Early nurse practitioner programs faced opposition from established faculty at nursing schools. Due to the medical component of the curriculum, physicians were now involved in training nurses. Opponents were concerned this would lead to a supervisory relationship between nurse practitioners and physicians, instead of a cooperative relationship between independent colleagues. Critics felt this approach would allow medicine to usurp nursing. Additionally, there was a great deal of prejudice around the abilities of nurses that Ford worked to overcome in these first nurse practitioner programs.

==Unification Model of Nursing==
During her tenure as Dean at the University of Rochester, Ford developed a holistic approach to nursing education called the Unification Model of Nursing. The model is designed to include education, research, and clinical practice in the training of nurses.

==Personal life and death==
As an undergraduate, Loretta married William Ford in 1947, and her daughter was born in 1952.

Ford retired in 1985 and moved to Florida.

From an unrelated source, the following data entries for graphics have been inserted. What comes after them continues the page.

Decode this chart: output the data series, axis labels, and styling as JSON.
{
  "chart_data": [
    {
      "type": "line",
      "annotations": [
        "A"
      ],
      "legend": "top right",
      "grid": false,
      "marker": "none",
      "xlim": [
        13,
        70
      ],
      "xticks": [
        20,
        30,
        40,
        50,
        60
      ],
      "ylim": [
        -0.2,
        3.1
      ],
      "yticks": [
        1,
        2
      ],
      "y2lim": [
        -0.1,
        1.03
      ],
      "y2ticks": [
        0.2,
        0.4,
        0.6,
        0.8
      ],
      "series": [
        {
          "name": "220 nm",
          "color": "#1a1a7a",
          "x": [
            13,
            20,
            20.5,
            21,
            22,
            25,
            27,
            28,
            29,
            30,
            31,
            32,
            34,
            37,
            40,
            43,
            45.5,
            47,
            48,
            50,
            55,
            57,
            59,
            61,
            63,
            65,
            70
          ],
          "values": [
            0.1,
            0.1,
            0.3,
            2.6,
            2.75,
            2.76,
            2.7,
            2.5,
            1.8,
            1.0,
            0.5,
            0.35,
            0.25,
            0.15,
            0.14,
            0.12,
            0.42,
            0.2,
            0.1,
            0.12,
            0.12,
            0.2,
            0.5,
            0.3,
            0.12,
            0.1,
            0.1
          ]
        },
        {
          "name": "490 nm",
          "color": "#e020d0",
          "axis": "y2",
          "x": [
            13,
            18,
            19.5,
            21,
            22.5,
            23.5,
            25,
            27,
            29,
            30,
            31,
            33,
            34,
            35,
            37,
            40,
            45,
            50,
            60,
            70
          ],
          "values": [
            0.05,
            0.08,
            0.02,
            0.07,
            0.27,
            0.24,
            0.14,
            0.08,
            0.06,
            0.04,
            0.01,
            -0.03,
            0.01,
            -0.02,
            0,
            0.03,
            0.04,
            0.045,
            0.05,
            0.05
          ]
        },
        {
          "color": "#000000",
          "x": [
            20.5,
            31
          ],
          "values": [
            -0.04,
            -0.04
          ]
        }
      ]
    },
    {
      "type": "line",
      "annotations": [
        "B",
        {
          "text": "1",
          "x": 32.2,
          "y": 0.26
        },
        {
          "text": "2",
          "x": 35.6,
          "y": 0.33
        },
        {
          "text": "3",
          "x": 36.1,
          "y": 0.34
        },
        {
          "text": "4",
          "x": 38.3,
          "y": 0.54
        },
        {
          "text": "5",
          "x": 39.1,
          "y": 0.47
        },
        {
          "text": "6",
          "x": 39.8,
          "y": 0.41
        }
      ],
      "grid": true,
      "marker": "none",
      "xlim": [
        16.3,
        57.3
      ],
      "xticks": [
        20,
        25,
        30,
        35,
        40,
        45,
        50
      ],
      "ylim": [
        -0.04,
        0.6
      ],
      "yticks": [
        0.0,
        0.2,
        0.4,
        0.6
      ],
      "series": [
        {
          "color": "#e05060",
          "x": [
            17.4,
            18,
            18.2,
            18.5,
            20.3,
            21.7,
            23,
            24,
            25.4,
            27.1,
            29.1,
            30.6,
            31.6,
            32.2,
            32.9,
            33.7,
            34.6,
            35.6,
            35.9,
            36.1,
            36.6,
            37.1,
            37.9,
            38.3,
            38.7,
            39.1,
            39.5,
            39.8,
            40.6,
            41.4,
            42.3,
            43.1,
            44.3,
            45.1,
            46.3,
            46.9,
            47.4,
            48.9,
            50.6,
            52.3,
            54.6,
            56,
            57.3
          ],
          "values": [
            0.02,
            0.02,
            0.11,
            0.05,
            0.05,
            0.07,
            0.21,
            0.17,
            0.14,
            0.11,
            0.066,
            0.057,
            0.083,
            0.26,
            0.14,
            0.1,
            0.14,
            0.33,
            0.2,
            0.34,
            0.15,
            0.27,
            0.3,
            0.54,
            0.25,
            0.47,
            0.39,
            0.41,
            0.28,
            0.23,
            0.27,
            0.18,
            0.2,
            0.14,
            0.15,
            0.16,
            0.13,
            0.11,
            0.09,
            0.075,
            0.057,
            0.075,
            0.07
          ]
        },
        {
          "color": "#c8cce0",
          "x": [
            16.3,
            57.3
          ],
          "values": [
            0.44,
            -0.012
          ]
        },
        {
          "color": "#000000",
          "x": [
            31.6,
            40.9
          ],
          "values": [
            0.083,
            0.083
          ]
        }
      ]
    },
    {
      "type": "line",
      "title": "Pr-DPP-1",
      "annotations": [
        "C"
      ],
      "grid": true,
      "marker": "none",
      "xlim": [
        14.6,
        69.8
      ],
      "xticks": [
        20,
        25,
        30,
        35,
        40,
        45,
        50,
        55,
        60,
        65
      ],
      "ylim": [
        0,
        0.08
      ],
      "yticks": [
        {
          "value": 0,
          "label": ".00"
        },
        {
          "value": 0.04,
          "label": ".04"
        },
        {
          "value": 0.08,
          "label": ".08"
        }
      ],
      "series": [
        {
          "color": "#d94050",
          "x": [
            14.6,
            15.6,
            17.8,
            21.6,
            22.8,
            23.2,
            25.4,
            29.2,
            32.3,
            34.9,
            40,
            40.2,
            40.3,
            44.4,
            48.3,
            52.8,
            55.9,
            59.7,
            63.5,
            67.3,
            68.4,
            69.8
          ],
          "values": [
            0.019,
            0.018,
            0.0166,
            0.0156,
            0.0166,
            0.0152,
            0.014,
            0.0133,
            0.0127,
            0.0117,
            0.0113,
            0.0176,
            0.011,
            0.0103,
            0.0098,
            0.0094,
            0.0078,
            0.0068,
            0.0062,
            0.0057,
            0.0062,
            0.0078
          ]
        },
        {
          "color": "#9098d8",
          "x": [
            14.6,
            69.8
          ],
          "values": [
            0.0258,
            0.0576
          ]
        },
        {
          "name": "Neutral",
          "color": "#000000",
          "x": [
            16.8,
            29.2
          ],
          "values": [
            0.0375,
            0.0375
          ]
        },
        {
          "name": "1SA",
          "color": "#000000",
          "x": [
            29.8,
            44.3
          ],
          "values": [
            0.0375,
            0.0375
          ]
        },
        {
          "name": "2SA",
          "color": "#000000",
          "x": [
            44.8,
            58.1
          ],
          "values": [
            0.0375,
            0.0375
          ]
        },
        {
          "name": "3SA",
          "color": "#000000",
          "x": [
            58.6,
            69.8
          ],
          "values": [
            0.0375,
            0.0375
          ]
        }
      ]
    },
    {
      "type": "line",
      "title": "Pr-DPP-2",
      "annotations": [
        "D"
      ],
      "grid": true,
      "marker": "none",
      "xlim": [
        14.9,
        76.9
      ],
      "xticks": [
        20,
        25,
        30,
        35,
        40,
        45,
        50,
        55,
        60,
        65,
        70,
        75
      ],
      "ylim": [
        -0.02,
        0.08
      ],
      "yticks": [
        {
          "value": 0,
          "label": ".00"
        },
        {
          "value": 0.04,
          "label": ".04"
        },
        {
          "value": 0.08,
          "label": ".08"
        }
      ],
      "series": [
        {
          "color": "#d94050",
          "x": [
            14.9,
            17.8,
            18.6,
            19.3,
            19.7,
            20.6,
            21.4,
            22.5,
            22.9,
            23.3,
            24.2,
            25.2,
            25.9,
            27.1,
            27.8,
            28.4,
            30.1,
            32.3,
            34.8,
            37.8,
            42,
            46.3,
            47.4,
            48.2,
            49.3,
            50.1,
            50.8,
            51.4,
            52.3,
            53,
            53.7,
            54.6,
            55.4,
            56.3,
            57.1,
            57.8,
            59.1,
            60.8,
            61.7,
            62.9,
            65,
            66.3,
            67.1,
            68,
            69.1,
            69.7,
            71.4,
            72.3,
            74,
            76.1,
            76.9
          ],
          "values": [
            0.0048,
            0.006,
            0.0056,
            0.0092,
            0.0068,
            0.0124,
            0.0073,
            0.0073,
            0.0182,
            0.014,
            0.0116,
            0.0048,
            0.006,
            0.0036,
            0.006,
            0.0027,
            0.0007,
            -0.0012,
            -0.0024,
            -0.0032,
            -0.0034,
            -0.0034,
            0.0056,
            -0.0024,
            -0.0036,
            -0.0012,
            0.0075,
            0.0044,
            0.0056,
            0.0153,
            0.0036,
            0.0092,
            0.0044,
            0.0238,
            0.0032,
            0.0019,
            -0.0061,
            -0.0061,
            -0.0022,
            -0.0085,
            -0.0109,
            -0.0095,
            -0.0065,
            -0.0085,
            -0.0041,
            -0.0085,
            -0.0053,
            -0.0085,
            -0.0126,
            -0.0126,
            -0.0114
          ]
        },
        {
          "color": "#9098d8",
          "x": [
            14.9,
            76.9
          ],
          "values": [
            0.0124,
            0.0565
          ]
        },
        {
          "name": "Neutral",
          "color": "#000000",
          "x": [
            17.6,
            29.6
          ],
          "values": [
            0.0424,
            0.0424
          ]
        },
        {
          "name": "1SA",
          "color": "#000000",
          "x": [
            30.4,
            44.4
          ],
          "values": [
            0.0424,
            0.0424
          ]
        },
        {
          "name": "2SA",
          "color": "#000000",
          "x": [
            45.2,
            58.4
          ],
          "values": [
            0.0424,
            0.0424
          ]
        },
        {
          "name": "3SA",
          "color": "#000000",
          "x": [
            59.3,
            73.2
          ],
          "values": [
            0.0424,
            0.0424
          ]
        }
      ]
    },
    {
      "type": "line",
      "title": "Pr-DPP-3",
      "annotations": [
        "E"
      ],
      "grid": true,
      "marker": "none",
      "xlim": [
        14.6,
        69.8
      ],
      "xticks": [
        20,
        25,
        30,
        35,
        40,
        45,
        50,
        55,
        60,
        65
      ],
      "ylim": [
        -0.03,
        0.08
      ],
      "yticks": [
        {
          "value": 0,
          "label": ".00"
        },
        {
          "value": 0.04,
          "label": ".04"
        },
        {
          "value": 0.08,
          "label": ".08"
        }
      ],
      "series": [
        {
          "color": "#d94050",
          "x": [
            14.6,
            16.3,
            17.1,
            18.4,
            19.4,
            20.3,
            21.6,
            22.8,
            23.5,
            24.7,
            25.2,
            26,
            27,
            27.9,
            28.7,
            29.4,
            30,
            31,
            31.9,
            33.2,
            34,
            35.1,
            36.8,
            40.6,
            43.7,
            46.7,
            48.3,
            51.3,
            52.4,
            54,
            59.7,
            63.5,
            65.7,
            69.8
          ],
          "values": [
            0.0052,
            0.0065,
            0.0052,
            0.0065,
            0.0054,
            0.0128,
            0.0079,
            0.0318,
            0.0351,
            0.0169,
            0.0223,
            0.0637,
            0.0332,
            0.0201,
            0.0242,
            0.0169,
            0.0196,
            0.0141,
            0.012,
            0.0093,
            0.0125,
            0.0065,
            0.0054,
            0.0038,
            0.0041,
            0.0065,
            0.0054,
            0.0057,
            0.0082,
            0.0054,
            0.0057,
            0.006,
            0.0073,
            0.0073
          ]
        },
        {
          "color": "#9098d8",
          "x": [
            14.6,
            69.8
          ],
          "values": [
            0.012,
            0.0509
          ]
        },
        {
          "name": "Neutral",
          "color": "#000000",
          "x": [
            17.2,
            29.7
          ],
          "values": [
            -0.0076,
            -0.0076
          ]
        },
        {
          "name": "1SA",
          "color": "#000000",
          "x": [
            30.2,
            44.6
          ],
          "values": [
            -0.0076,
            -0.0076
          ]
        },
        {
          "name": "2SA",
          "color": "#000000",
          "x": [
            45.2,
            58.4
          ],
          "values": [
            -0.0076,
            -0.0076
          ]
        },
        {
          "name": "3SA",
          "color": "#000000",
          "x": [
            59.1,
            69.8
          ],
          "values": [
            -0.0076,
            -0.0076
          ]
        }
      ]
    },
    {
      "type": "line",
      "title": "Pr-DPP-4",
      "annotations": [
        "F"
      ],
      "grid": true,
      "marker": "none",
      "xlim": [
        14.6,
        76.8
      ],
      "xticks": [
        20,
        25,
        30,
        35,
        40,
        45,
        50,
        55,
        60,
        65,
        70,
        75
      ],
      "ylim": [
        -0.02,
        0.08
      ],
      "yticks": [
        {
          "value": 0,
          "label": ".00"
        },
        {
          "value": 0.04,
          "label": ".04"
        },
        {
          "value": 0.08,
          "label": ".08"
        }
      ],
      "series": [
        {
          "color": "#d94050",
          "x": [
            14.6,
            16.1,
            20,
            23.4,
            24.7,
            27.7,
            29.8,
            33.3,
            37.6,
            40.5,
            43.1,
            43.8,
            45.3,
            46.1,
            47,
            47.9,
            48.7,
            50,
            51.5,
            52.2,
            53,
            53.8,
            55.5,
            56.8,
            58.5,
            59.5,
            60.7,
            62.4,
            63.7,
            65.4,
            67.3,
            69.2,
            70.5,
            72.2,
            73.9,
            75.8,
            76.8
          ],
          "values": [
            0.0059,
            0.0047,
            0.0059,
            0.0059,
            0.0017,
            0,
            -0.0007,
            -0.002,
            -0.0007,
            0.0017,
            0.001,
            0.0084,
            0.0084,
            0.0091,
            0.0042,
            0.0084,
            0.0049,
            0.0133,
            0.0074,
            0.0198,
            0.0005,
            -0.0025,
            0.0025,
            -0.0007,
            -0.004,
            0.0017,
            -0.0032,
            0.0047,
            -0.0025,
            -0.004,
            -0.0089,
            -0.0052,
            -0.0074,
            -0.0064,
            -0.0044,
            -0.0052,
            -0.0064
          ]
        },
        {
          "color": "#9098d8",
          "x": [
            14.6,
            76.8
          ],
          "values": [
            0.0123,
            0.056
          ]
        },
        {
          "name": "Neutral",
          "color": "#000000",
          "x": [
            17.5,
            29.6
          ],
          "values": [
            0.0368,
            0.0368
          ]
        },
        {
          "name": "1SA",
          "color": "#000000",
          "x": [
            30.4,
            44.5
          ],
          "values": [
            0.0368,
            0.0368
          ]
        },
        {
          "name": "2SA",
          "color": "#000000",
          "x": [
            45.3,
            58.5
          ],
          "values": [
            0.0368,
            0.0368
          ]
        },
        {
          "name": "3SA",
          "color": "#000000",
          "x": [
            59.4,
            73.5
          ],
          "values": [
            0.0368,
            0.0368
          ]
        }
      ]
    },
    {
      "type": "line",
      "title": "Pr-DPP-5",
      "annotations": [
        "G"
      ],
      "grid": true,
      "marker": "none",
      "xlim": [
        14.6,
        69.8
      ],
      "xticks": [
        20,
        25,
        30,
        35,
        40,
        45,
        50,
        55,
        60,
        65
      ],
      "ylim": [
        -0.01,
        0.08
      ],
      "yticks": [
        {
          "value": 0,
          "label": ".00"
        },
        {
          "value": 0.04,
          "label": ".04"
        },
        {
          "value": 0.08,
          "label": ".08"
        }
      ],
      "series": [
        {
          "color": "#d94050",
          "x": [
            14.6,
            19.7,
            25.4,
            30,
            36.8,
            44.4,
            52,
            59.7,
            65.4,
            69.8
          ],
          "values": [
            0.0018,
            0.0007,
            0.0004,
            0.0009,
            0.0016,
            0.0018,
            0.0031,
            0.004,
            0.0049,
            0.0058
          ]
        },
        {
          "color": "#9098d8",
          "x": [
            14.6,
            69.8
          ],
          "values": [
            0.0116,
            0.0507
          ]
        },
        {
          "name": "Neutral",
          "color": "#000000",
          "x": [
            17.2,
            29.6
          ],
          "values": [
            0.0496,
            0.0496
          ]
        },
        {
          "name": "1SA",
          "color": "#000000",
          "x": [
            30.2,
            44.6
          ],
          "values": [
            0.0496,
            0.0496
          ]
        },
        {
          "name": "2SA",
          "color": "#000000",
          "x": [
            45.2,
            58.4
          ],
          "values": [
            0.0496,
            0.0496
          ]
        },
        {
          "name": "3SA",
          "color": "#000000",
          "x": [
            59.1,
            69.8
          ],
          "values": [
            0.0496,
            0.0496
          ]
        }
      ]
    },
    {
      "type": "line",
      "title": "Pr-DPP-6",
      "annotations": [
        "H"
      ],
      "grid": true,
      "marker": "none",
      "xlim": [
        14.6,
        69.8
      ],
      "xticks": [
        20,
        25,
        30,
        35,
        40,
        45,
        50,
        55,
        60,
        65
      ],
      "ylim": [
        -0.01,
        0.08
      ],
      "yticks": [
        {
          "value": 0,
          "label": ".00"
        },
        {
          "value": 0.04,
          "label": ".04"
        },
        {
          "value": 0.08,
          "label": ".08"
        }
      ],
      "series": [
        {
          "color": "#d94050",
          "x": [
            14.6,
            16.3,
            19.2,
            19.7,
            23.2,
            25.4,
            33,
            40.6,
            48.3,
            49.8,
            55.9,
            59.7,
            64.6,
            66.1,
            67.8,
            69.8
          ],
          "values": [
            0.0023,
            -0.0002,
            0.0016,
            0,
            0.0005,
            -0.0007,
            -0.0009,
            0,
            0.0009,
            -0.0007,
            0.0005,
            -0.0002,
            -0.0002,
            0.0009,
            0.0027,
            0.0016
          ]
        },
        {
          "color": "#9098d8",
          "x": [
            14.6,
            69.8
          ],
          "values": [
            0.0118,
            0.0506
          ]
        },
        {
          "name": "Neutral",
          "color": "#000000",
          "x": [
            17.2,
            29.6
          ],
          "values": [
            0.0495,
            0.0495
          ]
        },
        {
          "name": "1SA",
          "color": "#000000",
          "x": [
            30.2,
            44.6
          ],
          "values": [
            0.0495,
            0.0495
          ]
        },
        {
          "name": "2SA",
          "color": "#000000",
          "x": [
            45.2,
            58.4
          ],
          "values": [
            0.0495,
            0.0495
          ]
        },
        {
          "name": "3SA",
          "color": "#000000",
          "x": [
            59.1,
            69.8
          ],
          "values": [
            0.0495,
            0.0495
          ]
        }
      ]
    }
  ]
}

Ford turned 100 in December 2020, and died in Wildwood, Florida on January 22, 2025, at the age of 104.

==Awards==
In 1989, Ford received the Ruth B. Freeman Award in the Public Health Nursing Section from the American Public Health Association. In 1990, she received the Gustav O. Lienhard Award from the National Academy of Medicine. Ford was named a Living Legend by the American Academy of Nursing in 1999. In 2003, she received the Lifetime Achievement Award from The Nurse Practitioner. She was honored with the Elizabeth Blackwell Award from Hobart and William Smith Colleges that same year; the award honors "a woman whose life exemplifies outstanding service to humanity." She was inducted into the National Women's Hall of Fame in 2011. In 2012, she was inducted into the Colorado Women's Hall of Fame. In 2020, Ford received the US Surgeon General's Medallion, awarded for exceptional achievements in the cause of public health and medicine. Ford held honorary doctorates from six universities.